Let $m^{*}(A)$ denote the outer-measure of a set $A\subset\mathbb{R}$ (w.r.t Lebesgue Measure). Now define $m_1(A)=\inf\{m^{*}(G)\mid G \ \text{is open and} \ A\subseteq G\}$ and $m_2(A)=\sup\{m^{*}(F)\mid F \ \text{is closed and} \ F\subseteq A\}$ .
Claim : $m_1(A)=m^{*}(A)$
Proof : By monotonicity of outer measure, we have $m^{*}(G)\ge m^{*}(A)$ $\forall G\supset A$. If $m^*(A)=\infty$, $m_1(A)=m^*(A)$. So, assume that $m^*(A)<\infty$. Then there exists open set $G$ s.t $G\supset A$ and $m^*(G)<m^*(A)+\epsilon$. Therefore, $m_1(A)\le m^*(A)+\epsilon$. So, we conclude that $m_1(A)=m^*(A)$.

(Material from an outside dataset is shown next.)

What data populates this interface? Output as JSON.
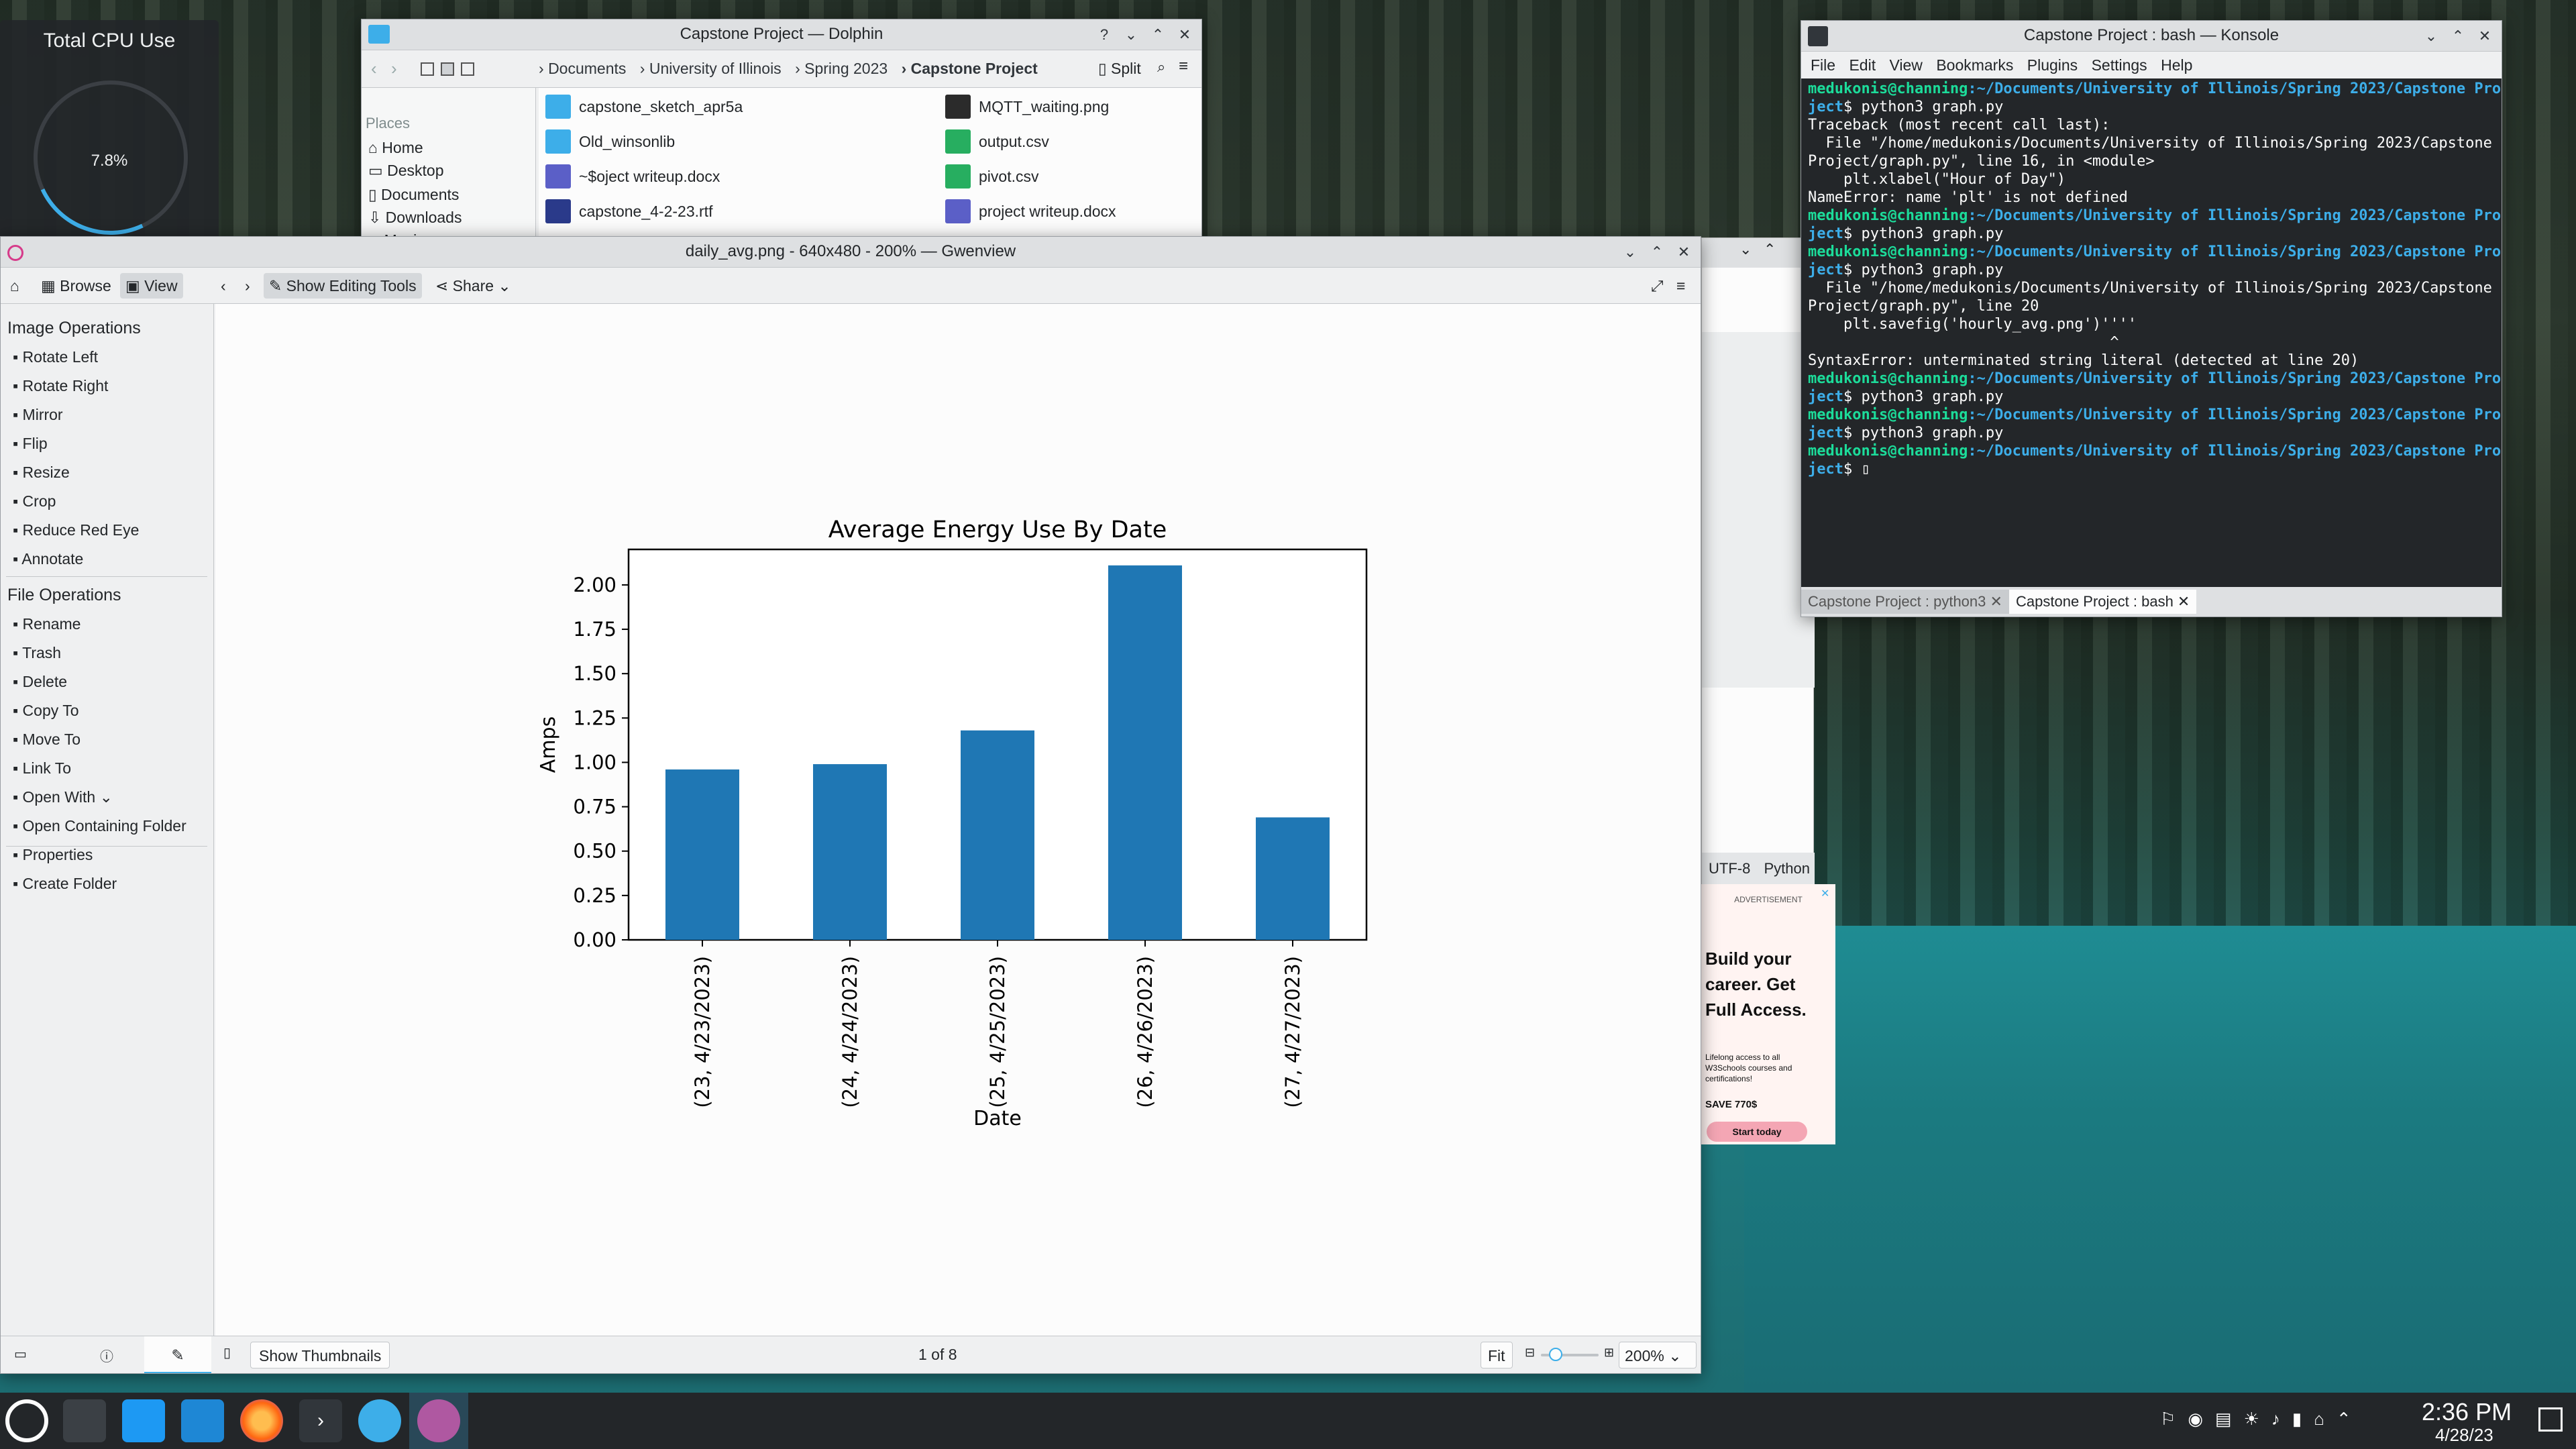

Now, for the 2nd quantity $m_2$, we can say $m_2(A)\le m^*(A)$. Can we derive equality in this case?
No, generally $m_1(A)\ne m_2(A)$. $m_2(A)$ is known as inner measure of $A$. $m_1(A)= m_2(A)$ iff $A$ is Lebesgue measurable.